El Samoyedo es siempre un pequeño payaso, que busca provocar la
hilaridad de propios y extraños, aunque para él nadie es
totalmente extraño, pues es amigo de todo el mundo, o cuando
menos arrancar una sonrisa o una caricia, o ambas cosas a la vez.
Es el compañero ideal de juegos y deportes para niños y
jóvenes. Disfruta enormemente paseando y corriendo por el campo,
bañándose en la playa o en el río, nadando con o sin su amo,
chapateando en los charcos cuando llueve, revolcándase en la
nieve, haciendo «footing» si su amo hace «footing», etc.
Es compañero ideal de personas solas, pues es muy inteligente y
sensible y sabe captar los necesidades de afecto de su amo, de
forma que puede llegar o convertirse en un auténtico amigo y se
comportará exactamente como su amo desea.

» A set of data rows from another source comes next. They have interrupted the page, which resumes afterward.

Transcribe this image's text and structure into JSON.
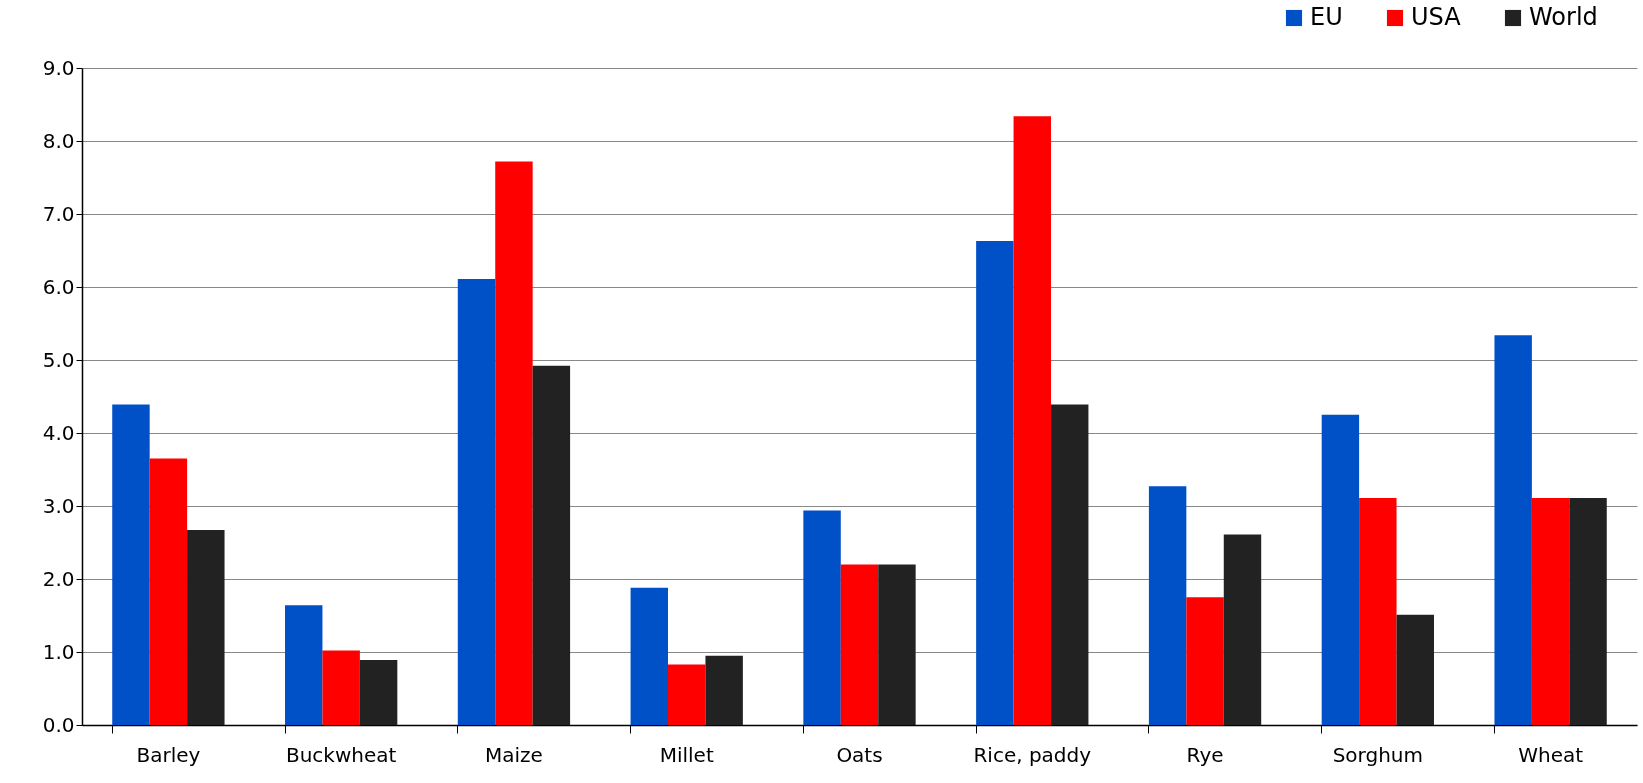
{
  "chart_data": {
    "type": "bar",
    "categories": [
      "Barley",
      "Buckwheat",
      "Maize",
      "Millet",
      "Oats",
      "Rice, paddy",
      "Rye",
      "Sorghum",
      "Wheat"
    ],
    "series": [
      {
        "name": "EU",
        "color": "#0050c8",
        "values": [
          4.39,
          1.64,
          6.11,
          1.88,
          2.94,
          6.63,
          3.27,
          4.25,
          5.34
        ]
      },
      {
        "name": "USA",
        "color": "#ff0000",
        "values": [
          3.65,
          1.02,
          7.72,
          0.83,
          2.2,
          8.34,
          1.75,
          3.11,
          3.11
        ]
      },
      {
        "name": "World",
        "color": "#222222",
        "values": [
          2.67,
          0.89,
          4.92,
          0.95,
          2.2,
          4.39,
          2.61,
          1.51,
          3.11
        ]
      }
    ],
    "ylim": [
      0,
      9
    ],
    "yticks": [
      {
        "value": 0,
        "label": "0.0"
      },
      {
        "value": 1,
        "label": "1.0"
      },
      {
        "value": 2,
        "label": "2.0"
      },
      {
        "value": 3,
        "label": "3.0"
      },
      {
        "value": 4,
        "label": "4.0"
      },
      {
        "value": 5,
        "label": "5.0"
      },
      {
        "value": 6,
        "label": "6.0"
      },
      {
        "value": 7,
        "label": "7.0"
      },
      {
        "value": 8,
        "label": "8.0"
      },
      {
        "value": 9,
        "label": "9.0"
      }
    ],
    "grid": "y",
    "legend": "top right"
  }
}
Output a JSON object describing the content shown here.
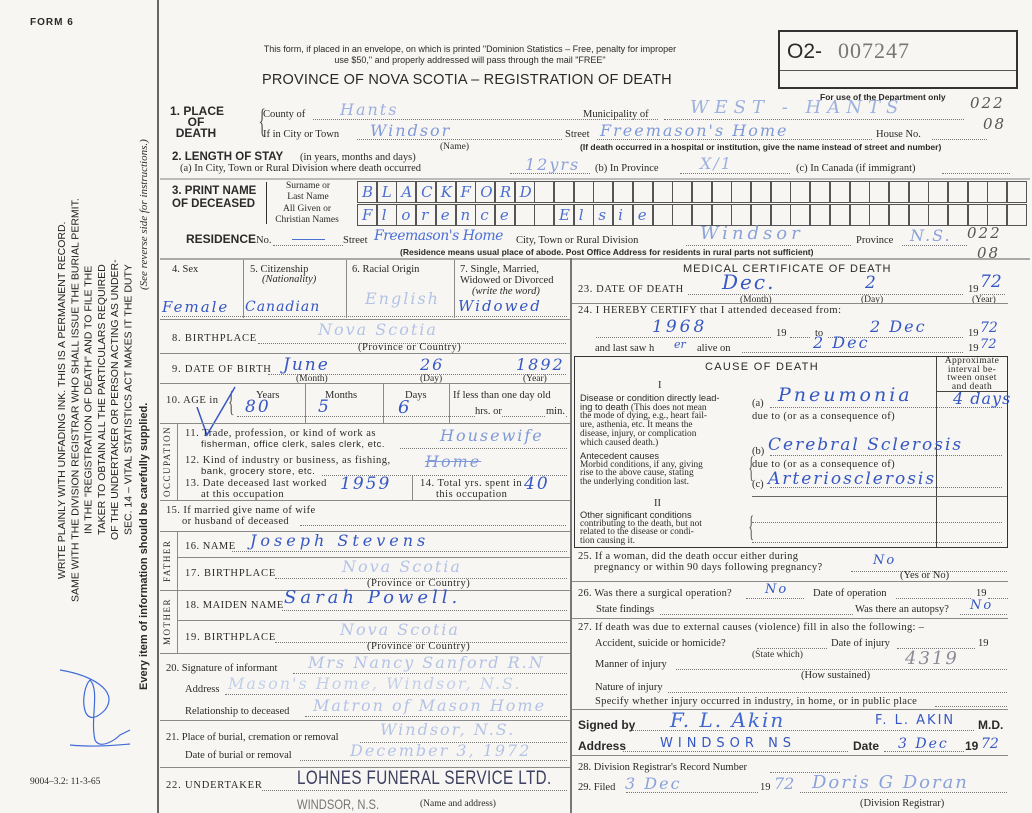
{
  "margin": {
    "form_name": "FORM 6",
    "statute_lines": [
      "SEC. 14 – VITAL STATISTICS ACT MAKES IT THE DUTY",
      "OF THE UNDERTAKER OR PERSON ACTING AS UNDER-",
      "TAKER TO OBTAIN ALL THE PARTICULARS REQUIRED",
      "IN THE \"REGISTRATION OF DEATH\" AND TO FILE THE",
      "SAME WITH THE DIVISION REGISTRAR WHO SHALL ISSUE THE BURIAL PERMIT.",
      "WRITE PLAINLY WITH UNFADING INK. THIS IS A PERMANENT RECORD."
    ],
    "every_item": "Every item of information should be carefully supplied.",
    "see_reverse": "(See reverse side for instructions.)",
    "form_code": "9004–3.2: 11-3-65"
  },
  "header": {
    "notice_1": "This form, if placed in an envelope, on which is printed \"Dominion Statistics – Free, penalty for improper",
    "notice_2": "use $50,\" and properly addressed will pass through the mail \"FREE\"",
    "title": "PROVINCE OF NOVA SCOTIA – REGISTRATION OF DEATH",
    "reg_prefix": "O2-",
    "reg_number": "007247",
    "dept_only": "For use of the Department only",
    "code_1": "022",
    "code_2": "08",
    "code_3": "022",
    "code_4": "08"
  },
  "s1": {
    "label": [
      "1. PLACE",
      "OF",
      "DEATH"
    ],
    "county_label": "County of",
    "county": "Hants",
    "municipality_label": "Municipality of",
    "municipality": "WEST - HANTS",
    "city_label": "If in City or Town",
    "city": "Windsor",
    "name_note": "(Name)",
    "street_label": "Street",
    "street": "Freemason's Home",
    "house_label": "House No.",
    "institution_note": "(If death occurred in a hospital or institution, give the name instead of street and number)"
  },
  "s2": {
    "label": "2. LENGTH OF STAY",
    "label_note": "(in years, months and days)",
    "a_label": "(a) In City, Town or Rural Division where death occurred",
    "a": "12yrs",
    "b_label": "(b) In Province",
    "b": "X/1",
    "c_label": "(c) In Canada (if immigrant)"
  },
  "s3": {
    "label": [
      "3. PRINT NAME",
      "OF DECEASED"
    ],
    "surname_label": [
      "Surname or",
      "Last Name"
    ],
    "given_label": [
      "All Given or",
      "Christian Names"
    ],
    "surname_letters": [
      "B",
      "L",
      "A",
      "C",
      "K",
      "F",
      "O",
      "R",
      "D"
    ],
    "given_letters": [
      "F",
      "l",
      "o",
      "r",
      "e",
      "n",
      "c",
      "e",
      "",
      "",
      "E",
      "l",
      "s",
      "i",
      "e"
    ]
  },
  "residence": {
    "label": "RESIDENCE",
    "no_label": "No.",
    "street_label": "Street",
    "street": "Freemason's Home",
    "city_label": "City, Town or Rural Division",
    "city": "Windsor",
    "province_label": "Province",
    "province": "N.S.",
    "note": "(Residence means usual place of abode. Post Office Address for residents in rural parts not sufficient)"
  },
  "s4": {
    "label": "4. Sex",
    "value": "Female"
  },
  "s5": {
    "label": "5. Citizenship",
    "sub": "(Nationality)",
    "value": "Canadian"
  },
  "s6": {
    "label": "6. Racial Origin",
    "value": "English"
  },
  "s7": {
    "label": [
      "7. Single, Married,",
      "Widowed or Divorced",
      "(write the word)"
    ],
    "value": "Widowed"
  },
  "s8": {
    "label": "8. BIRTHPLACE",
    "value": "Nova Scotia",
    "note": "(Province or Country)"
  },
  "s9": {
    "label": "9. DATE OF BIRTH",
    "month": "June",
    "day": "26",
    "year": "1892",
    "month_label": "(Month)",
    "day_label": "(Day)",
    "year_label": "(Year)"
  },
  "s10": {
    "label": "10. AGE in",
    "years_label": "Years",
    "years": "80",
    "months_label": "Months",
    "months": "5",
    "days_label": "Days",
    "days": "6",
    "infant_label": "If less than one day old",
    "hrs_label": "hrs. or",
    "min_label": "min."
  },
  "occupation": {
    "side_label": "OCCUPATION",
    "s11": [
      "11. Trade, profession, or kind of work as",
      "fisherman, office clerk, sales clerk, etc."
    ],
    "s11_value": "Housewife",
    "s12": [
      "12. Kind of industry or business, as fishing,",
      "bank, grocery store, etc."
    ],
    "s12_value": "Home",
    "s13": [
      "13. Date deceased last worked",
      "at this occupation"
    ],
    "s13_value": "1959",
    "s14": [
      "14. Total yrs. spent in",
      "this occupation"
    ],
    "s14_value": "40"
  },
  "s15": {
    "label": [
      "15. If married give name of wife",
      "or husband of deceased"
    ]
  },
  "father": {
    "side_label": "FATHER",
    "name_label": "16. NAME",
    "name": "Joseph Stevens",
    "birthplace_label": "17. BIRTHPLACE",
    "birthplace": "Nova Scotia",
    "note": "(Province or Country)"
  },
  "mother": {
    "side_label": "MOTHER",
    "maiden_label": "18. MAIDEN NAME",
    "maiden": "Sarah Powell.",
    "birthplace_label": "19. BIRTHPLACE",
    "birthplace": "Nova Scotia",
    "note": "(Province or Country)"
  },
  "s20": {
    "label": "20. Signature of informant",
    "value": "Mrs Nancy Sanford R.N",
    "address_label": "Address",
    "address": "Mason's Home, Windsor, N.S.",
    "relationship_label": "Relationship to deceased",
    "relationship": "Matron of Mason Home"
  },
  "s21": {
    "label": "21. Place of burial, cremation or removal",
    "value": "Windsor, N.S.",
    "date_label": "Date of burial or removal",
    "date": "December 3, 1972"
  },
  "s22": {
    "label": "22. UNDERTAKER",
    "stamp_1": "LOHNES FUNERAL SERVICE LTD.",
    "stamp_2": "WINDSOR, N.S.",
    "note": "(Name and address)"
  },
  "medical": {
    "title": "MEDICAL CERTIFICATE OF DEATH",
    "s23": {
      "label": "23. DATE OF DEATH",
      "month": "Dec.",
      "day": "2",
      "year_prefix": "19",
      "year": "72",
      "month_label": "(Month)",
      "day_label": "(Day)",
      "year_label": "(Year)"
    },
    "s24": {
      "label": "24. I HEREBY CERTIFY that I attended deceased from:",
      "from": "1968",
      "nineteen": "19",
      "to_label": "to",
      "to": "2 Dec",
      "to_year_prefix": "19",
      "to_year": "72",
      "last_saw_label": "and last saw h",
      "last_saw_pronoun": "er",
      "alive_label": "alive on",
      "last_saw": "2 Dec",
      "last_year_prefix": "19",
      "last_year": "72"
    },
    "cause": {
      "title": "CAUSE OF DEATH",
      "roman_1": "I",
      "interval_label": [
        "Approximate",
        "interval be-",
        "tween onset",
        "and death"
      ],
      "direct_label_bold": [
        "Disease or condition directly lead-",
        "ing to death"
      ],
      "direct_label": [
        "(This does not mean",
        "the mode of dying, e.g., heart fail-",
        "ure, asthenia, etc. It means the",
        "disease, injury, or complication",
        "which caused death.)"
      ],
      "a_label": "(a)",
      "a": "Pneumonia",
      "a_interval": "4 days",
      "due_to": "due to (or as a consequence of)",
      "antecedent_bold": "Antecedent causes",
      "antecedent": [
        "Morbid conditions, if any, giving",
        "rise to the above cause, stating",
        "the underlying condition last."
      ],
      "b_label": "(b)",
      "b": "Cerebral Sclerosis",
      "c_label": "(c)",
      "c": "Arteriosclerosis",
      "roman_2": "II",
      "other_bold": "Other significant conditions",
      "other": [
        "contributing to the death, but not",
        "related to the disease or condi-",
        "tion causing it."
      ]
    },
    "s25": {
      "label": [
        "25. If a woman, did the death occur either during",
        "pregnancy or within 90 days following pregnancy?"
      ],
      "value": "No",
      "note": "(Yes or No)"
    },
    "s26": {
      "label": "26. Was there a surgical operation?",
      "value": "No",
      "date_label": "Date of operation",
      "year_prefix": "19",
      "findings_label": "State findings",
      "autopsy_label": "Was there an autopsy?",
      "autopsy": "No"
    },
    "s27": {
      "label": "27. If death was due to external causes (violence) fill in also the following: –",
      "accident_label": "Accident, suicide or homicide?",
      "state_which": "(State which)",
      "date_label": "Date of injury",
      "year_prefix": "19",
      "manner_label": "Manner of injury",
      "manner_code": "4319",
      "how_sustained": "(How sustained)",
      "nature_label": "Nature of injury",
      "specify_label": "Specify whether injury occurred in industry, in home, or in public place"
    },
    "signed": {
      "label": "Signed by",
      "signature": "F. L. Akin",
      "printed": "F. L. AKIN",
      "suffix": "M.D.",
      "address_label": "Address",
      "address": "WINDSOR NS",
      "date_label": "Date",
      "date": "3 Dec",
      "year_prefix": "19",
      "year": "72"
    },
    "s28": {
      "label": "28. Division Registrar's Record Number"
    },
    "s29": {
      "label": "29. Filed",
      "date": "3 Dec",
      "year_prefix": "19",
      "year": "72",
      "registrar": "Doris G Doran",
      "registrar_label": "(Division Registrar)"
    }
  },
  "colors": {
    "ink_dark": "#3557c4",
    "ink_light": "#9cb1df",
    "paper": "#f8f6f2",
    "rule": "#8a8a8a"
  }
}
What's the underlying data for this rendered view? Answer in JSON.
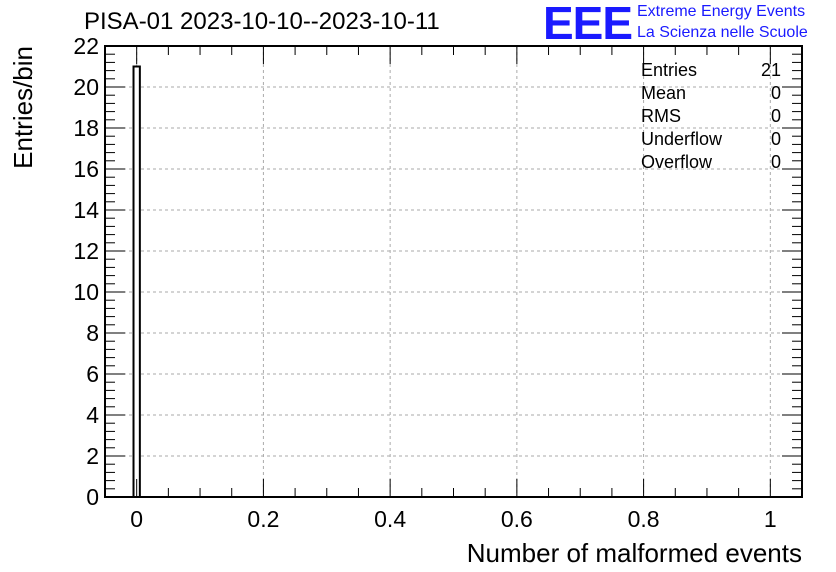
{
  "header": {
    "title": "PISA-01 2023-10-10--2023-10-11"
  },
  "logo": {
    "mark": "EEE",
    "line1": "Extreme Energy Events",
    "line2": "La Scienza nelle Scuole",
    "color": "#1a1aff"
  },
  "stats": {
    "rows": [
      {
        "label": "Entries",
        "value": "21"
      },
      {
        "label": "Mean",
        "value": "0"
      },
      {
        "label": "RMS",
        "value": "0"
      },
      {
        "label": "Underflow",
        "value": "0"
      },
      {
        "label": "Overflow",
        "value": "0"
      }
    ]
  },
  "chart_data": {
    "type": "bar",
    "title": "PISA-01 2023-10-10--2023-10-11",
    "xlabel": "Number of malformed events",
    "ylabel": "Entries/bin",
    "xlim": [
      -0.05,
      1.05
    ],
    "ylim": [
      0,
      22
    ],
    "x_ticks": [
      0,
      0.2,
      0.4,
      0.6,
      0.8,
      1
    ],
    "x_tick_labels": [
      "0",
      "0.2",
      "0.4",
      "0.6",
      "0.8",
      "1"
    ],
    "y_ticks": [
      0,
      2,
      4,
      6,
      8,
      10,
      12,
      14,
      16,
      18,
      20,
      22
    ],
    "y_tick_labels": [
      "0",
      "2",
      "4",
      "6",
      "8",
      "10",
      "12",
      "14",
      "16",
      "18",
      "20",
      "22"
    ],
    "bins": [
      {
        "x_low": -0.005,
        "x_high": 0.005,
        "value": 21
      }
    ],
    "grid": true,
    "bar_fill": "#ffffff",
    "bar_stroke": "#000000",
    "grid_color": "#aaaaaa"
  }
}
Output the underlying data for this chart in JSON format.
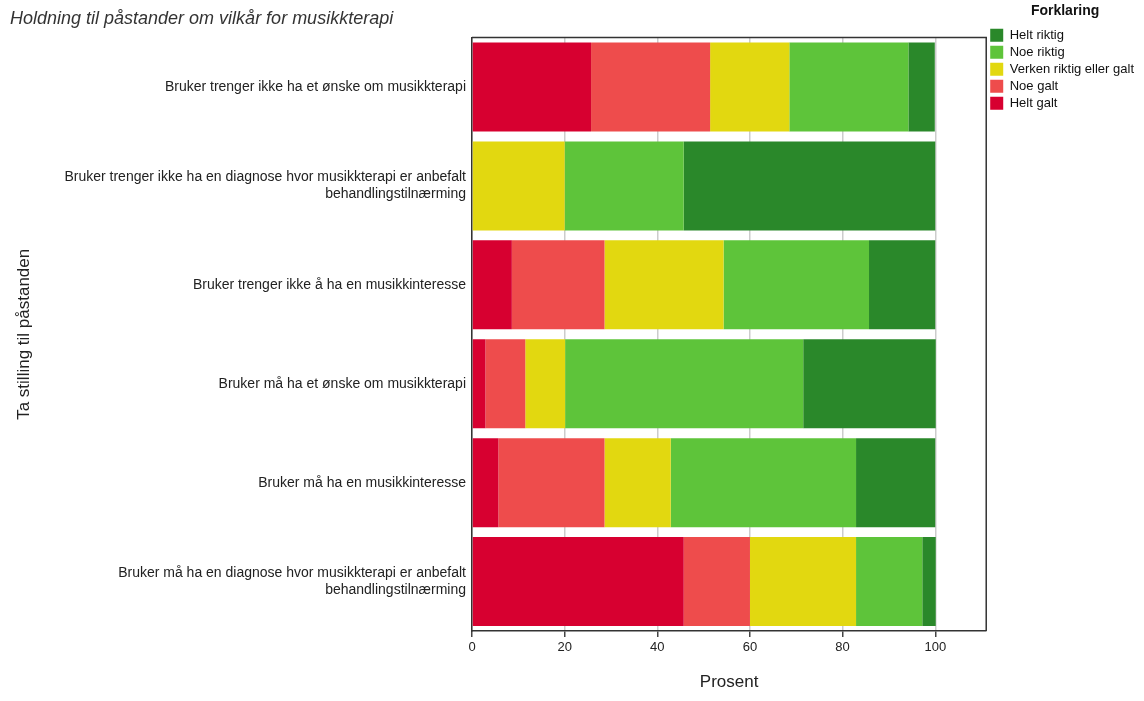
{
  "chart_data": {
    "type": "bar",
    "orientation": "horizontal",
    "stacked": true,
    "title": "Holdning til påstander om vilkår for musikkterapi",
    "xlabel": "Prosent",
    "ylabel": "Ta stilling til påstanden",
    "legend_title": "Forklaring",
    "categories": [
      "Bruker trenger ikke ha et ønske om musikkterapi",
      "Bruker trenger ikke ha en diagnose hvor musikkterapi er anbefalt behandlingstilnærming",
      "Bruker trenger ikke å ha en musikkinteresse",
      "Bruker må ha et ønske om musikkterapi",
      "Bruker må ha en musikkinteresse",
      "Bruker må ha en diagnose hvor musikkterapi er anbefalt behandlingstilnærming"
    ],
    "series": [
      {
        "name": "Helt galt",
        "color": "#d70030",
        "values": [
          25.7,
          0,
          8.6,
          2.9,
          5.7,
          45.7
        ]
      },
      {
        "name": "Noe galt",
        "color": "#ee4c4c",
        "values": [
          25.7,
          0,
          20,
          8.6,
          22.9,
          14.3
        ]
      },
      {
        "name": "Verken riktig eller galt",
        "color": "#e2d810",
        "values": [
          17.1,
          20,
          25.7,
          8.6,
          14.3,
          22.9
        ]
      },
      {
        "name": "Noe riktig",
        "color": "#5ec43a",
        "values": [
          25.7,
          25.7,
          31.4,
          51.4,
          40,
          14.3
        ]
      },
      {
        "name": "Helt riktig",
        "color": "#2a882a",
        "values": [
          5.7,
          54.3,
          14.3,
          28.6,
          17.1,
          2.9
        ]
      }
    ],
    "xlim": [
      0,
      111
    ],
    "xticks": [
      0,
      20,
      40,
      60,
      80,
      100
    ],
    "grid": "x",
    "legend": "top right"
  }
}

El Samoyedo es un perro muy apreciado para hacer compañía a los
abuelitos en residencias de ancianos. Es también utilizado en
instituciones dedicadas a la educación de niños con problemas
de comunicación, pues, como suele decirse, «hacen hablar hasta
a los muertos». Si el amo se sienta, cuando menos el Samoyedo se
sentará a sus pies. Pero si puede compartirá la butaca o el
sofá con el amo. Si se le permite se subirá también a la cama,
mientras el amo esté acostado. Pero todo ello no es por
comodidad, sino por estar junto al amo, al que, ancestralmente,
en su Siberia de origen, tenía que suministrar calor con su
cuerpo.
Perfectamente un Samoyedo puede vivir en un piso. Incluso en un
piso pequeño; más aún, reducido a un pequeño espacio dentro
de la casa, siempre y cuando se le dé a diario un gran paseo, de
una hora al menos, haciendo auténtico ejercicio, corriendo,
jugando con la pelota, jugando con los niños o con otros perros,
etc. Eso aparte de los rituales paseos para evacuar ciertas
necesidades fisiológicas, que deben hacerse siempre a la misma
hora.
Dentro de casa el Samoyedo buscará siempre la proximidad del amo
o de la familia; pero, eso si, a veces también tendrá ratos de
«retiro espiritual», metido debajo de una cama, detrás de una
butaca, en la terraza, etc.
Gustan de pasar la noche al sereno, en la terraza, en un porche o
a la intemperie sin mas. Nosotros estamos acostumbrados a ver a
nuestros perros dormir bajo la helada y la escarcha tripa arriba,
con los pelos de la barriga completamente helados. Ellos aquí no
notan el frío, pues hay que tener en cuenta que están
preparados para resistir temperaturas de 60 grados bajo cero,
No obstante lo dicho anteriormente, los Samoyedos se adaptan
perfectamente a nuestro clima y pasan el verano como cualquier
perro celtibero, con tanto calor como pueda sentir otro
cualquiera de raza autóctona. Quizá dé menos muestras de
sofoco ante el calor estival. Estamos acostumbrados a verles
persiguiendo lagartijas o corriendo detrás de los pájaros por
el jardín a las tres de la tarde en pleno mes de diciembre.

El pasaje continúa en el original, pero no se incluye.